During my entire stay at Brack, I always enjoyed talking to the nurses and hearing their stories. I made sure to ask what led them to become a nurse, and was interested to hear that many of them had been sick or injured themselves, or someone close to them had been, and that they had experienced a level of care that they were inspired to pay forward.

That alone should indicate the level of compassion of the UMCB nursing staff.

It’s a good place to be. People care.

So Pijpers returned to this good place to volunteer. Once a week, she was at an information desk, on the eighth floor, in the pharmacy, with the acute care supplies group or in the UMCB volunteer office. She now is developing a Music Ministry to bring in musicians to play for UMCB patients and associates.

I’ve had the opportunity to run into many of my doctors and caregivers.

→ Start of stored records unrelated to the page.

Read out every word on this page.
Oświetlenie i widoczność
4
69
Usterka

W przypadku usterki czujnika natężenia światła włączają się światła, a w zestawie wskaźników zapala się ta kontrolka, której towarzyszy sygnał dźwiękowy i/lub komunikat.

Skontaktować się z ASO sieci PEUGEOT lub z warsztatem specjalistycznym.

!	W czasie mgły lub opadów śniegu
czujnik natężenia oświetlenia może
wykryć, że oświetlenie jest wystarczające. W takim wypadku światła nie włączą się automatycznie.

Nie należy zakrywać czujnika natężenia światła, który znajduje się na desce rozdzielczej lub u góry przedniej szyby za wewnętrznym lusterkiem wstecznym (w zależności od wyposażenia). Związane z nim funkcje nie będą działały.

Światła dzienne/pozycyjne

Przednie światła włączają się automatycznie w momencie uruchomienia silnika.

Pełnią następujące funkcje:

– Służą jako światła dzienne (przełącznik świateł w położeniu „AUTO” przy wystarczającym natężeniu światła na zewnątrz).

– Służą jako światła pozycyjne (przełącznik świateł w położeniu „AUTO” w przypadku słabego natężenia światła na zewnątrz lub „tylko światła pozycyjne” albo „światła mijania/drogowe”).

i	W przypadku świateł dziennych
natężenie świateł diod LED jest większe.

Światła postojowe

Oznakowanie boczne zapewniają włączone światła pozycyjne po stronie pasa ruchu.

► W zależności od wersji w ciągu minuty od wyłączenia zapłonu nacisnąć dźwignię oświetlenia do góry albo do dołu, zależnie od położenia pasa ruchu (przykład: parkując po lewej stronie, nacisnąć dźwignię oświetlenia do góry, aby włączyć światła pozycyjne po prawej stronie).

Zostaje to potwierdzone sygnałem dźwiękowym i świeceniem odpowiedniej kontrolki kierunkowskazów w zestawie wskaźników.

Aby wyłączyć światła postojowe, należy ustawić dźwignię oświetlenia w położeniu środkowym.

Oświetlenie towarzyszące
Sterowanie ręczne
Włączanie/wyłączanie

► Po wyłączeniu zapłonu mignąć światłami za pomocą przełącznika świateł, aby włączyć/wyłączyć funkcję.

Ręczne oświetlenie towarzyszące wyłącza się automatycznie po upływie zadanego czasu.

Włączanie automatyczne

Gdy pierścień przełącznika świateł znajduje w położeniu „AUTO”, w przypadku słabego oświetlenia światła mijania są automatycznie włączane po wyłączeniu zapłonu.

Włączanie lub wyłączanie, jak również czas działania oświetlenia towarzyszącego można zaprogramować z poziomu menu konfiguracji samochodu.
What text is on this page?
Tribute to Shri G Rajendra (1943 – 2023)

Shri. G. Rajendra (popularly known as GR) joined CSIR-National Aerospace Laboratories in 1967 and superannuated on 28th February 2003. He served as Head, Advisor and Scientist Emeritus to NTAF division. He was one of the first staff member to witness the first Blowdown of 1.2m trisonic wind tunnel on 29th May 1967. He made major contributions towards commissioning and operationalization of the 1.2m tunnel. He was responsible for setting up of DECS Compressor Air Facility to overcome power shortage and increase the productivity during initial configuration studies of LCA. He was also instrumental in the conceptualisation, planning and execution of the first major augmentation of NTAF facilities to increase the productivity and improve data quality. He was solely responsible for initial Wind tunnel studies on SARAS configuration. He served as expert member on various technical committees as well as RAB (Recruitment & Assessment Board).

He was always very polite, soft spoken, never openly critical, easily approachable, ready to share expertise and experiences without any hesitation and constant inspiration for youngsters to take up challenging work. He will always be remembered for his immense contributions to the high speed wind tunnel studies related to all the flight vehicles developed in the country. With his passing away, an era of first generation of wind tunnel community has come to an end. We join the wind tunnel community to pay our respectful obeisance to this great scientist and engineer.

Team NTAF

But still, I’d like to say thanks, for everything, forever, for fixing me, for taking care of me and my family, for pushing my limits, and for seeing me through the drug-induced fun times of ICU psychosis.

I once tried to list every single person I encountered as a result of my accident, and I was completely blown away and humbled by the sheer number of people it took to put me back together.

The scope of incredible individuals and talent that went into my recovery is just huge, and I feel truly privileged to have met so many amazing people along the way.